Tornando a Memphis, la loro favola si è infranta sugli Oklahoma City Thunder, ma anche qui Randolph e compagni hanno dimostrato tutto il loro valore forzando Gara-7 dopo una serie tiratissima. E tutto questo lo hanno fatto senza Rudy Gay, che di talento ne ha da vendere e che potrebbe tornare molto utile ai suoi compagni il prossimo anno…

8) Gara-4 tra gli Oklahoma City Thunder e i Memphis Grizzlies

Che spettacolo hanno messo in mostra i Thunder e i Grizzlies in Gara-4 del secondo turno di play-off ? E’ stata una delle migliori partite di quest’anno, ma addirittura dell’ultimo decennio per quanto mi riguarda.

Innanzitutto era una partita dalla grande importanza. I Grizzlies si trovavano avanti per 2-1 nella serie, con la possibilità di andare sul 3-1 in caso di vittoria di fronte al proprio pubblico. Dall’altra parte, i Thunder erano obbligati a vincere se volevano impattare la serie senza essere costretti ad una improbabile rimonta con le spalle al muro, e soprattutto con l’obbligo di dover vincere Gara-5, 6 e 7 in fila senza poter sbagliare.
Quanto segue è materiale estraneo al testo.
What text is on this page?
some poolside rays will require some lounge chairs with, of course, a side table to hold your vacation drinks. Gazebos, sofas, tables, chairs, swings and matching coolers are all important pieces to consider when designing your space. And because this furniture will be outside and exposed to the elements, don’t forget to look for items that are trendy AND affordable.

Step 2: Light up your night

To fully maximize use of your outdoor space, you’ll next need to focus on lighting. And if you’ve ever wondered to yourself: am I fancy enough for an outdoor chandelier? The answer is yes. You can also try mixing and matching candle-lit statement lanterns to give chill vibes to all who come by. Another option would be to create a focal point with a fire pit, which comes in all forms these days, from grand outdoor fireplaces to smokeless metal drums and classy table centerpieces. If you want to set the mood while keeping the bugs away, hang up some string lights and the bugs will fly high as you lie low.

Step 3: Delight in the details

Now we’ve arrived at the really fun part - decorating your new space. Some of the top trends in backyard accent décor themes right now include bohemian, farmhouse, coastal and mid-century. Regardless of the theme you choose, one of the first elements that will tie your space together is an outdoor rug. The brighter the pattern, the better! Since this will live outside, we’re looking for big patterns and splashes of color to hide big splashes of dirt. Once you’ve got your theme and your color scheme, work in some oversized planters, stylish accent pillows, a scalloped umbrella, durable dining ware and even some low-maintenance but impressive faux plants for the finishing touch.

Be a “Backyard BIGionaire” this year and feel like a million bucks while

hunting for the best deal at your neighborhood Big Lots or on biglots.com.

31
All’inizio dell’incontro, dopo pochi minuti di gioco, i Grizzlies si portano avanti di ben 18 punti. A quel punto parte una rimonta velocissima dei Thunder, che non solo riescono a recuperare l’importante svantaggio ma si portano sopra di addirittura 10 lunghezze nell’ultimo periodo.

Anche loro dilapidano il vantaggio, e Mike Conley manda la partita al supplementare con un tiro da 3 scoccato ad appena 3 secondi dalla fine. Westbrook prova a dare la vittoria ai suoi e sbaglia, perciò la gara va al supplementare. E qui altra girandola di emozioni che dura per ben 15 minuti.
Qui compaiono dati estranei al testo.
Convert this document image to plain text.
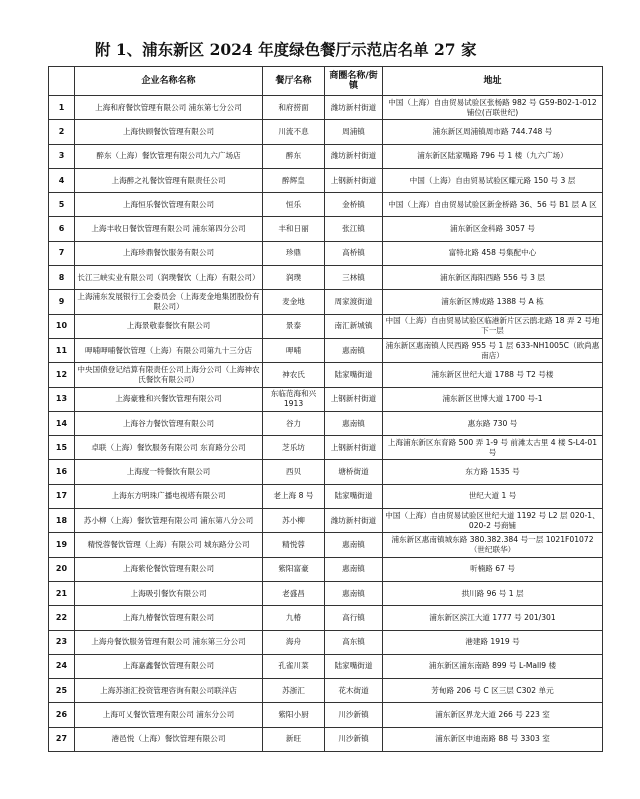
附 1、浦东新区 2024 年度绿色餐厅示范店名单 27 家
	企业名称名称	餐厅名称	商圈名称/街镇	地址
1	上海和府餐饮管理有限公司 浦东第七分公司	和府捞面	潍坊新村街道	中国（上海）自由贸易试验区张杨路 982 号 G59-B02-1-012 铺位(百联世纪)
2	上海快顾餐饮管理有限公司	川流不息	周浦镇	浦东新区周浦镇周市路 744.748 号
3	醉东（上海）餐饮管理有限公司九六广场店	醉东	潍坊新村街道	浦东新区陆家嘴路 796 号 1 楼（九六广场）
4	上海醉之礼餐饮管理有限责任公司	醉辉皇	上钢新村街道	中国（上海）自由贸易试验区耀元路 150 号 3 层
5	上海恒乐餐饮管理有限公司	恒乐	金桥镇	中国（上海）自由贸易试验区新金桥路 36、56 号 B1 层 A 区
6	上海丰收日餐饮管理有限公司 浦东第四分公司	丰和日丽	张江镇	浦东新区金科路 3057 号
7	上海珍鼎餐饮服务有限公司	珍鼎	高桥镇	富特北路 458 号集配中心
8	长江三峡实业有限公司（润璞餐饮（上海）有限公司）	润璞	三林镇	浦东新区海阳西路 556 号 3 层
9	上海浦东发展银行工会委员会（上海麦金地集团股份有限公司）	麦金地	周家渡街道	浦东新区博成路 1388 号 A 栋
10	上海景敬泰餐饮有限公司	景泰	南汇新城镇	中国（上海）自由贸易试验区临港新片区云鹃北路 18 弄 2 号地下一层
11	呷哺呷哺餐饮管理（上海）有限公司第九十三分店	呷哺	惠南镇	浦东新区惠南镇人民西路 955 号 1 层 633-NH1005C（欧尚惠南店）
12	中央国债登记结算有限责任公司上海分公司（上海神农氏餐饮有限公司）	神农氏	陆家嘴街道	浦东新区世纪大道 1788 号 T2 号楼
13	上海豪雅和兴餐饮管理有限公司	东临范海和兴 1913	上钢新村街道	浦东新区世博大道 1700 号-1
14	上海谷力餐饮管理有限公司	谷力	惠南镇	惠东路 730 号
15	卓联（上海）餐饮服务有限公司 东育路分公司	芝乐坊	上钢新村街道	上海浦东新区东育路 500 弄 1-9 号 前滩太古里 4 楼 S-L4-01 号
16	上海度一特餐饮有限公司	西贝	塘桥街道	东方路 1535 号
17	上海东方明珠广播电视塔有限公司	老上海 8 号	陆家嘴街道	世纪大道 1 号
18	苏小柳（上海）餐饮管理有限公司 浦东第八分公司	苏小柳	潍坊新村街道	中国（上海）自由贸易试验区世纪大道 1192 号 L2 层 020-1、020-2 号商铺
19	精悦蓉餐饮管理（上海）有限公司 城东路分公司	精悦蓉	惠南镇	浦东新区惠南镇城东路 380.382.384 号一层 1021F01072（世纪联华）
20	上海紫伦餐饮管理有限公司	紫阳富豪	惠南镇	听楠路 67 号
21	上海吸引餐饮有限公司	老盛昌	惠南镇	拱川路 96 号 1 层
22	上海九椿餐饮管理有限公司	九椿	高行镇	浦东新区滨江大道 1777 号 201/301
23	上海舟餐饮服务管理有限公司 浦东第三分公司	海舟	高东镇	港建路 1919 号
24	上海嘉鑫餐饮管理有限公司	孔雀川菜	陆家嘴街道	浦东新区浦东南路 899 号 L-Mall9 楼
25	上海苏浙汇投资管理咨询有限公司联洋店	苏浙汇	花木街道	芳甸路 206 号 C 区三层 C302 单元
26	上海可乂餐饮管理有限公司 浦东分公司	紫阳小厨	川沙新镇	浦东新区界龙大道 266 号 223 室
27	港邑悦（上海）餐饮管理有限公司	新旺	川沙新镇	浦东新区申迪南路 88 号 3303 室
Tre tempi supplementari nel corso dei quali le due squadre si rincorrono e si danno battaglia a suon di canestri. Alla fine è Durant ad ergersi sopra a tutti con i suoi 6 punti realizzati nel corso dell’ultimo supplementare: i Thunder vincono 133-123, impattano la serie e la vinceranno poi in Gara-7.

7) La redenzione degli Atlanta Hawks

Raramente si è vista una squadra più umiliata nei play-off rispetto agli Atlanta Hawks dell’anno scorso. Vi ricordate? Non solo essi persero per 4-0 la serie di secondo turno contro gli Orlando Magic, ma vennero battuti con 25 punti di scarto medio per ogni partita!

Una catastrofe, insomma. Fu un tonfo talmente clamoroso che la squadra venne messe sulla graticola ed accusata di avere tantissimi difetti. Da una parte c’era chi sosteneva che gli Hawks fossero una squadra troppo basata sull’atletismo per poter fare strada nei play-off, altri puntarono il dito contro la difesa, altri ancora su Joe Johnson che invece di recitare il ruolo di leader si nascose…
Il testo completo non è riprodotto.